The Policeman That Sam Poo Killed

Senior-Constable John Ward was born in England and he joined the Old Police on 1st February 1858. He transferred to New Police as a mounted trooper in 1862. He was described as 29 years old, 5’ 10 ½” tall, had brown hair and blue eyes, and his complexion was fair. Ward was promoted to Senior-Constable on 1st May 1863.

In early 1865 a Chinese gold miner, Sam Poo, thought to be mentally unbalanced, started sticking up people on the road to Mudgee. He also kidnapped and raped a young woman. Ward went looking for the Chinaman, who upon spotting the trooper ran into the surrounding bush. Ward rode after him and when he caught up called on him to stand and drop his weapon (a cut down shotgun). Sam Poo aimed at the trooper and said “You policeman – me fire”.

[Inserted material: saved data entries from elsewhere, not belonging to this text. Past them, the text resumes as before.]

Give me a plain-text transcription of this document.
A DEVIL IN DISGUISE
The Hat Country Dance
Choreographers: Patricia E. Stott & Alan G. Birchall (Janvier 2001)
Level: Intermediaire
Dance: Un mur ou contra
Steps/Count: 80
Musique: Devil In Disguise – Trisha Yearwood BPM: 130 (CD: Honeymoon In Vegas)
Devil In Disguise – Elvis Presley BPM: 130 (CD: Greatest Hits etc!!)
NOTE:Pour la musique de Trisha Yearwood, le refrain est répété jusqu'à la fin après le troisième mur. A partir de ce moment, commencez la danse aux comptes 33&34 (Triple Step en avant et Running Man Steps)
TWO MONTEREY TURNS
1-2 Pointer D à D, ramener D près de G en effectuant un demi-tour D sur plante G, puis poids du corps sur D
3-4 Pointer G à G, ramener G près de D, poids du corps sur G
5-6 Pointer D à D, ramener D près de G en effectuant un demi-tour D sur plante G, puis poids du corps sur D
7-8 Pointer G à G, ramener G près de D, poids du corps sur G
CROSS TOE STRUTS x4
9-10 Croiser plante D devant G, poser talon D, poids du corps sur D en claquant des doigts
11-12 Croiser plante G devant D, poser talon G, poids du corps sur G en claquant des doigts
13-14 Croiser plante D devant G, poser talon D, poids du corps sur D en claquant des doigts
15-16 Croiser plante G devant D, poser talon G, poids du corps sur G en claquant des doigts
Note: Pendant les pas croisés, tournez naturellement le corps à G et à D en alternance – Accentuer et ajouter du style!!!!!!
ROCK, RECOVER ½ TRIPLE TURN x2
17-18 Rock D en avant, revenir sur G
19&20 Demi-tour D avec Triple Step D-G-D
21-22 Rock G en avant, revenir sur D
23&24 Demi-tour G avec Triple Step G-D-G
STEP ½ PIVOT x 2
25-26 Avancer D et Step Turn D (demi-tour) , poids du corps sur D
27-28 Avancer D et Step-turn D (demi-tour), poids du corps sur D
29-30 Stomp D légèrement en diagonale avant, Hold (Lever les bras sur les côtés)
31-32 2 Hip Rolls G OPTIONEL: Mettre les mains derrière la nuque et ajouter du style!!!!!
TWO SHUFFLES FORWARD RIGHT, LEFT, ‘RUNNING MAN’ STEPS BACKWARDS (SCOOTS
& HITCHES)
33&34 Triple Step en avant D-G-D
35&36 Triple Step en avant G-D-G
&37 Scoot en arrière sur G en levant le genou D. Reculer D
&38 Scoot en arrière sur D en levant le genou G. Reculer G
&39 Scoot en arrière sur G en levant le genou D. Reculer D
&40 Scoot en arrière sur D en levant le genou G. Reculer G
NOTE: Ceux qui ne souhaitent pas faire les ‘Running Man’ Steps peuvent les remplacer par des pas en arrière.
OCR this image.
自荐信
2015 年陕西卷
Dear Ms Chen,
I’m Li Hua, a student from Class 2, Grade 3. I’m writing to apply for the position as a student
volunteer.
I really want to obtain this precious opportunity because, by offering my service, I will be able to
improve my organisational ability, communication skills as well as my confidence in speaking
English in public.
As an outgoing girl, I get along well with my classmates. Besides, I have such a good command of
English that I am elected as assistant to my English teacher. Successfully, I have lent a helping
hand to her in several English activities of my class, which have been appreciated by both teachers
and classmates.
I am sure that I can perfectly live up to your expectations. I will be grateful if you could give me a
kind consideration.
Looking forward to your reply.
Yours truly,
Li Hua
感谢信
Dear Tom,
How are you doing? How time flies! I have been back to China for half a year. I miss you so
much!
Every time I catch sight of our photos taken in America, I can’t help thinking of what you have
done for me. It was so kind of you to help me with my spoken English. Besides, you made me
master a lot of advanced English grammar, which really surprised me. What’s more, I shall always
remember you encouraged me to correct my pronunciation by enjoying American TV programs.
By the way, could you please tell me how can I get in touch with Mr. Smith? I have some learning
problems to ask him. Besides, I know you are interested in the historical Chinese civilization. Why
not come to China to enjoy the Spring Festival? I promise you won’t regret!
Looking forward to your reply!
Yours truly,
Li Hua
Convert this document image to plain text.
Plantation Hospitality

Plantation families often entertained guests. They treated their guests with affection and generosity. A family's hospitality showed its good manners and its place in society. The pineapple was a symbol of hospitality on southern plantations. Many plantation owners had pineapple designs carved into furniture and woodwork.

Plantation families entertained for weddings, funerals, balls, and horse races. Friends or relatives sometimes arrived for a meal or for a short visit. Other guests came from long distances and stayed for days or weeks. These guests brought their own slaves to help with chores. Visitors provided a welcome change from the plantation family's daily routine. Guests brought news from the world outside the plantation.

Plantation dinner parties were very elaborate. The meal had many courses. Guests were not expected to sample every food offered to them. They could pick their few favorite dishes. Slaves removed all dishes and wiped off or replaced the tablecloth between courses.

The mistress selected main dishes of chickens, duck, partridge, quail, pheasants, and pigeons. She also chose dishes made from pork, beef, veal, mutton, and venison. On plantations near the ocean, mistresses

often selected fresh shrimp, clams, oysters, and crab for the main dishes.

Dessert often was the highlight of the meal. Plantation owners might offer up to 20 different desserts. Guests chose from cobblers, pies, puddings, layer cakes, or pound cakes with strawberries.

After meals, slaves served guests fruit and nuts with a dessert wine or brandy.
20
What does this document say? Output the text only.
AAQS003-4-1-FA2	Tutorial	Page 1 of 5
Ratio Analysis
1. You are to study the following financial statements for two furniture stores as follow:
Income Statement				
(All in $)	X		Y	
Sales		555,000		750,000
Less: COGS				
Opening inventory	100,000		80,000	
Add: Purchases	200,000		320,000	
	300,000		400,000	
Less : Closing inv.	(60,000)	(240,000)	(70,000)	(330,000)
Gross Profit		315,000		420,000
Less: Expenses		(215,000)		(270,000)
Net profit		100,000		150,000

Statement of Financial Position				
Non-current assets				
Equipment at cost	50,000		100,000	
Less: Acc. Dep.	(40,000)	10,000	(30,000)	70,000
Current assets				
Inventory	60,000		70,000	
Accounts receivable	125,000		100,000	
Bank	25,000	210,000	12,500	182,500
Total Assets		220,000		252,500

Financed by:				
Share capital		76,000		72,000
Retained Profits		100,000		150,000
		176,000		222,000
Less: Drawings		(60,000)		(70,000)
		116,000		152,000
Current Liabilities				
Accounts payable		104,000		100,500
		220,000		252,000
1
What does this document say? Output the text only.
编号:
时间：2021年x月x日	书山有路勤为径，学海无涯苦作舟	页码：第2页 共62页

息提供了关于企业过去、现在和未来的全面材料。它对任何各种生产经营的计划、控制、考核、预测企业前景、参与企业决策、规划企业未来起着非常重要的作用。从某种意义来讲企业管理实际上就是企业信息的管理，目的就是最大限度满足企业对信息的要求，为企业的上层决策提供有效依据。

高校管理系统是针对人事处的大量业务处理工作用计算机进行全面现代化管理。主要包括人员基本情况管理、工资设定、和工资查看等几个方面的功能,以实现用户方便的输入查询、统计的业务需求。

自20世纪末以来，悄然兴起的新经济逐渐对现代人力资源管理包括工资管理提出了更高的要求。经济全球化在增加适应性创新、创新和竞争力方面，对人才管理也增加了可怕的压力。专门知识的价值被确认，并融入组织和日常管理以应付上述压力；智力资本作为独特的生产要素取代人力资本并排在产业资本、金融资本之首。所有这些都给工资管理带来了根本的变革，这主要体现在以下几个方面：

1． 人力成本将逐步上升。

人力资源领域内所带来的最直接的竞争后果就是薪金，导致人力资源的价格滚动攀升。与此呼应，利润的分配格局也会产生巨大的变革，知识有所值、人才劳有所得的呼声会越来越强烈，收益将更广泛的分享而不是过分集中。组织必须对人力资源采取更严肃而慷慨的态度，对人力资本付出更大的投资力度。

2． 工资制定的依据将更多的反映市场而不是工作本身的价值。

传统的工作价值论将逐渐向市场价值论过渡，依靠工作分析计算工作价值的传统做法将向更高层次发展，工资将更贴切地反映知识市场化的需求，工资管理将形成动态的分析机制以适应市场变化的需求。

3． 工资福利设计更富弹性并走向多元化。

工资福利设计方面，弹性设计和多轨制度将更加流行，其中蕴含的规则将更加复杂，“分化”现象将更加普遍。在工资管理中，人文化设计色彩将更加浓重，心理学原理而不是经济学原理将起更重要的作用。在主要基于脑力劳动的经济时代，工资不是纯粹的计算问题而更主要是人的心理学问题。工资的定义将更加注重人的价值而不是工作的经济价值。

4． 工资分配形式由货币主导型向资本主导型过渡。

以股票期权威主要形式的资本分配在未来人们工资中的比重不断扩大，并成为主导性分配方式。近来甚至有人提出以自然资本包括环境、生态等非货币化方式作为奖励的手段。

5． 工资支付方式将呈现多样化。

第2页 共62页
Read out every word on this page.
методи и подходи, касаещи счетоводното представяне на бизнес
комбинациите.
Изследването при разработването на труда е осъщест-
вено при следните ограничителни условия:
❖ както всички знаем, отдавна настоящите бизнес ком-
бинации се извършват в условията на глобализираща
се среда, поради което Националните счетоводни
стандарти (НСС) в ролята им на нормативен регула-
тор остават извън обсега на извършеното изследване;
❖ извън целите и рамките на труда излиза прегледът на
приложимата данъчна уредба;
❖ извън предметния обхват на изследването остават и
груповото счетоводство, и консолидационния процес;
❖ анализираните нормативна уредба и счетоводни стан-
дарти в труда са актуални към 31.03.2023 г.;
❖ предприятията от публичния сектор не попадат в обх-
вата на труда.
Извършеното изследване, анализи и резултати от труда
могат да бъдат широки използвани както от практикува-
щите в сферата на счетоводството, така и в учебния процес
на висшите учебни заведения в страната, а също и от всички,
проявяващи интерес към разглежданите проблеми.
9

The trooper leapt from his horse and tried to use the animal as cover as he drew his Colt navy revolver. Ward’s hesitancy in shooting the Chinaman proved to be fatal for him, for Sam Poo fired, hitting the policeman in the pelvic area. Ward fell to the ground, discharging one shot from his Colt in the process. He them fired twice more at the Chinaman, who was running away through the bush.

The trooper lay bleeding on the ground until he was found by Mr M J F Plunkett, the squatter on whose run the shoot out had taken place. Plunkett arranged for Ward to be taken to his homestead, and sent for the doctor who lived 50 miles away. The doctor arrived the next day, but examination showed that Ward was beyond medical help.

The trooper told Mr Plunkett that he knew he was dying and asked what would become of his wife and family. Later he dictated a full statement about his encounter with Sam Poo to the squatter. Ward said he was a member of the Church of England, and asked Plunkett to pray for him. This the squatter did using a book of Common Prayer. The trooper then asked the squatter to send for his wife and family. However, John Ward died shortly after giving his request, passing away on 4th February 1865. His family arrived at the homestead after he had been buried.

A meeting was held in Mudgee, where a large sum of money was raised for Senior-Constable John Ward’s widow and children. This support acknowledged the supreme sacrifice the trooper had made in the performance of this duty.